Public Citizen, a consumer advocacy group, has launched a petition to ban the only transdermal birth control patch available in the United States after reports that it is more dangerous than oral contraceptives. The group alleges that compared to standard 35 microgram estrogen/progestin oral contraceptives, Ortho-Evra results in:

- 60 percent more estrogen on average exposure;
- greater variability in estrogen levels;
- possible two-fold increased risk of venous thrombosis
- increased risk of side effects
- 50 percent increased likelihood of discontinuation;
- no improvement in contraceptive outcomes.
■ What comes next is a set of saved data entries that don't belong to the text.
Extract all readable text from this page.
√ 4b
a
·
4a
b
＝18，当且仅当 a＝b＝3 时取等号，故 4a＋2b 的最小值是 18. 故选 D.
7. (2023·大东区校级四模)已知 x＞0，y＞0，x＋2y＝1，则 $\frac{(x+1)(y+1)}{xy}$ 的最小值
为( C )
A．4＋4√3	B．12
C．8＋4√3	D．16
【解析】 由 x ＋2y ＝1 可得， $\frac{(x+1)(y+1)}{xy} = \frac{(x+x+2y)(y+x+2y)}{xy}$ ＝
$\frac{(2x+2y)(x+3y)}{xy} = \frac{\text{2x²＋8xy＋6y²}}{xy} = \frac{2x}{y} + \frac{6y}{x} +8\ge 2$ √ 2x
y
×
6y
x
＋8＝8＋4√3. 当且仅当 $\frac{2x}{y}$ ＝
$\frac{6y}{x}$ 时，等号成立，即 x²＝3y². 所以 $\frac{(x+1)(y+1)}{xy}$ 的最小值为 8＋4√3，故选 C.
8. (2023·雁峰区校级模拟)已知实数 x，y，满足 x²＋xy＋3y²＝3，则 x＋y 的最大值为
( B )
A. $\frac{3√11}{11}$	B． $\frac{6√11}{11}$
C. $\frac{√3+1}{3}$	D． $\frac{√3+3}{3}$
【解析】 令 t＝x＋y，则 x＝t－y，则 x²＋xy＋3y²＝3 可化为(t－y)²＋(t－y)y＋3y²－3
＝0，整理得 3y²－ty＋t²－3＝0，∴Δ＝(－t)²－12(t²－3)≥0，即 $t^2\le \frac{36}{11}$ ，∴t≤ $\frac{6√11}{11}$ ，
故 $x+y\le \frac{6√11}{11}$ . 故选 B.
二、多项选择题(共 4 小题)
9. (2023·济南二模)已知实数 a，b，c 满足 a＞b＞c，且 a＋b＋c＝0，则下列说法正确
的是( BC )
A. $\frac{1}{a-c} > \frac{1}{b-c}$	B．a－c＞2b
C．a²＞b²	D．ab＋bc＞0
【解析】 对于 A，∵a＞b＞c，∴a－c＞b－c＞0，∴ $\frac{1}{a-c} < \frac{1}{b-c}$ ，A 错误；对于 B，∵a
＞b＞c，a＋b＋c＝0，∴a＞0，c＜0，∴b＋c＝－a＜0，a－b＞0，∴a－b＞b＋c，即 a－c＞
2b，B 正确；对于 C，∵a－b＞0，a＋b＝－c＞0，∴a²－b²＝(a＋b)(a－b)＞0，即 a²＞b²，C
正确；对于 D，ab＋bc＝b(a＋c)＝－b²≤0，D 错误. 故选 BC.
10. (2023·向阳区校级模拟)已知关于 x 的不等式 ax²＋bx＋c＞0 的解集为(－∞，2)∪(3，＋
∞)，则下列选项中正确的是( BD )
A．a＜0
Ortho-Evra is marketed in the United States by Ortho-McNeil, a pharmaceutical manufacturer based in Raritan, New Jersey, and a subsidiary of Johnson & Johnson. It is a transdermal patch applied to the skin that releases synthetic estrogen and progestin hormones to prevent pregnancy. According to the manufacturer, the patches introduce a 60 percent higher level of estrogen into the bloodstream as compared to oral contraceptives. "The patch" is applied (changed) weekly for three weeks in a row, then one week is skipped.

"If Ortho-Evra had been designed as a pill, it is unlikely to have been approved because of its increased estrogen content.  The considerable safety concern of high-dose, variable estrogen exposure tips the balance of risks and benefits against the availability of Ortho-Evra as a contraceptive," Public Citizen's data-backed petition concludes.

Controversy surrounding the birth control patch was sparked after a 2005 investigation by AP found patch users suffer higher rates of life-threatening blood clots than women who take birth-control pills. Subsequent studies have found inexplicably contradicting results, and there is still much debate about its safety. U.S. sales of the patch, about 2.7 million prescriptions, totaled about $153 million in 2007.